All That Makes Life Bright: The Life and Love of Harriet Beecher Stowe

Written by Josi S. Kilpack
Review by Sue Asher

For those familiar with the 1852 anti-slavery novel Uncle Tom’s Cabin, a likely mental image of the author is that of a stodgy middle-aged woman, highly religious and staunchly abolitionist. It takes a leap of imagination to picture her young and in love. In All that Makes Life Bright, Harriet Beecher Stowe is portrayed as a 24-year-old bride, embarking on a domestic life—not what this well-educated, pampered daughter had envisioned for herself.

Harriet wants to write. But although she is devoted to literary pursuits, she also loves Calvin Stowe, a widowed theology professor. Despite warnings to the contrary, Harriet believes she will be able to keep house for Calvin while still following her muse. Unfortunately, she soon learns that Calvin’s idea of a good marriage is one that ensures his own creature comforts. Harriet is unable to satisfy the demands of hearth and home, and, too soon, she is utterly overwhelmed by motherhood. Calvin, stressed by financial insecurity, feels Harriet is just not trying hard enough to keep his house clean and his belly full. After all, his first wife did just that.

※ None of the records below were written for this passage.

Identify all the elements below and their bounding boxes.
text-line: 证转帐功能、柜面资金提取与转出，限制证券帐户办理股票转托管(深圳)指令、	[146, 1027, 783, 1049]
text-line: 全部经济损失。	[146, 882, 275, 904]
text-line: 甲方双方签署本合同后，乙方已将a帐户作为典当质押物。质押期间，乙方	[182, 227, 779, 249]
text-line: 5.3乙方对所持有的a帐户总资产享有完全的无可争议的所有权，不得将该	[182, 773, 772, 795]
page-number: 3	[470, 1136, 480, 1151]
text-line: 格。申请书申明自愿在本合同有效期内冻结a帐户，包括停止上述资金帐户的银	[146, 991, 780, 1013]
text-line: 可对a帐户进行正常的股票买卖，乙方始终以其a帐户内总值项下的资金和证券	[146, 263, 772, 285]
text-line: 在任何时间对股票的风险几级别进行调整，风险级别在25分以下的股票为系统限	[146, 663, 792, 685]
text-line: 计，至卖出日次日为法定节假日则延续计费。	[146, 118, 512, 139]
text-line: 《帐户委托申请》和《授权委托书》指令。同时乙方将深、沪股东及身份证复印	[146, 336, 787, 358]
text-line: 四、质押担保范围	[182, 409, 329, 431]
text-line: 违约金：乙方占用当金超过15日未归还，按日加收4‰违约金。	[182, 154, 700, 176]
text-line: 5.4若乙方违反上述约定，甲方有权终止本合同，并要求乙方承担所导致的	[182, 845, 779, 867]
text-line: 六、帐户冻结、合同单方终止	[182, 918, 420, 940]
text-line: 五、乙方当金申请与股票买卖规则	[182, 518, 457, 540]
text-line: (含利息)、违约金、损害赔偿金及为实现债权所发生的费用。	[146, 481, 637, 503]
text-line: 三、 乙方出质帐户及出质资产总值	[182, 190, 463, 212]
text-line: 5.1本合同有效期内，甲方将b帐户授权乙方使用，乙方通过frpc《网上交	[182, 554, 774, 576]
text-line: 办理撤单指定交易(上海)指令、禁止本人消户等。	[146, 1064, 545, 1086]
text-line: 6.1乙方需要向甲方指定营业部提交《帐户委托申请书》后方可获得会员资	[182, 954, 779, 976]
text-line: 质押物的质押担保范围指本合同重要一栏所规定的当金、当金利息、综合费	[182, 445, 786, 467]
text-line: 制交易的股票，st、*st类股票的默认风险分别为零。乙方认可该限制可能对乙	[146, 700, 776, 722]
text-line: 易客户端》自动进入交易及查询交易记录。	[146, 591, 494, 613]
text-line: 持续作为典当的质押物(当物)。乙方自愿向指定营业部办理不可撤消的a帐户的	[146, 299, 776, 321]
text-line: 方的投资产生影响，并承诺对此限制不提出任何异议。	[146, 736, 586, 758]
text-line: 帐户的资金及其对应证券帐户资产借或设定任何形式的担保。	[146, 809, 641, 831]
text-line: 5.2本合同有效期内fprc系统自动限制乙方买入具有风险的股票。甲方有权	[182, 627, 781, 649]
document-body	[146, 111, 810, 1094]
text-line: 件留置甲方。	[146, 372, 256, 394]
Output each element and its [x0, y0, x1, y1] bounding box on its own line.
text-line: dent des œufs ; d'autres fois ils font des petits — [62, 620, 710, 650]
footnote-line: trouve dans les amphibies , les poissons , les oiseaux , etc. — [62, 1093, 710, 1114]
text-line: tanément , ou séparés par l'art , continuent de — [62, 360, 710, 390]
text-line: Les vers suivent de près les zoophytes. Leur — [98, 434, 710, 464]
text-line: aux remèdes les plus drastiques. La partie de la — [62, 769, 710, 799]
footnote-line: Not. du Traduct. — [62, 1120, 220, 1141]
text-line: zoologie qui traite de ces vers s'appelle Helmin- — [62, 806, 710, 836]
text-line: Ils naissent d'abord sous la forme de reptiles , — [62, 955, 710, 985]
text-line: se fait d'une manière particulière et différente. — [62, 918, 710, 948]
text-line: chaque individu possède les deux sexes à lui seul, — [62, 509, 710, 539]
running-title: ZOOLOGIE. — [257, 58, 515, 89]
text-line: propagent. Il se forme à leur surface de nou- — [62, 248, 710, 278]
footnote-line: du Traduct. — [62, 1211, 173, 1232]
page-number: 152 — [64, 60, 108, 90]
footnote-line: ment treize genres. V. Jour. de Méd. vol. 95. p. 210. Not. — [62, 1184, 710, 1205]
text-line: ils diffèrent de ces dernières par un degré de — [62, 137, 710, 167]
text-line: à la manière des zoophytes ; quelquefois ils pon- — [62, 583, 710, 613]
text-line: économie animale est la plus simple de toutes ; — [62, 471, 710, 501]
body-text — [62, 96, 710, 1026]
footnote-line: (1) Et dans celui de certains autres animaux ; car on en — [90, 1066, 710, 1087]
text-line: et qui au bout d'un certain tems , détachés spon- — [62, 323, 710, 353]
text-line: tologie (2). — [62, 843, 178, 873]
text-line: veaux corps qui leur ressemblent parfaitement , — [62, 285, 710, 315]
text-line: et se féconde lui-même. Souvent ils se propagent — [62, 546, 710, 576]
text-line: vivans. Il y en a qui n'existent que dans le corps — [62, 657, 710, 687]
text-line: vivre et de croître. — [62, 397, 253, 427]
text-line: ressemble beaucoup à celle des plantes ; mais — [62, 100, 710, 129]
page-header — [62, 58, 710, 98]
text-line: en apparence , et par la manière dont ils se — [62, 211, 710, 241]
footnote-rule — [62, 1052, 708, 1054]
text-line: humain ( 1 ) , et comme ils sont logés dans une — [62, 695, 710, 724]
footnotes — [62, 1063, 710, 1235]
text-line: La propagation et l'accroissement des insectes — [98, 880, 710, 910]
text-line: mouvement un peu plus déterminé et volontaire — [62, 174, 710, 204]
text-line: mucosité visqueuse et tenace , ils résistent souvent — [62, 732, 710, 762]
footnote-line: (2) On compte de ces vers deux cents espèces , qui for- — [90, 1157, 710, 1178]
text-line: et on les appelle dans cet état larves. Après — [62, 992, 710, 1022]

In this “Proper Romance,” part of a series featuring famous authors, the focus is on a young couple finding their path through the difficult first years of marriage, merging their very different expectations to build a solid partnership. Written in a simple and straightforward style, the novel also stresses Harriet’s religious conviction and anti-slavery beliefs. While modern women may find Calvin unbearable and his turnabout too-sudden, too-late, this is a realistic portrayal of attitudes and expectations of the times, making it even more remarkable that Harriet Beecher Stowe accomplished all that she did.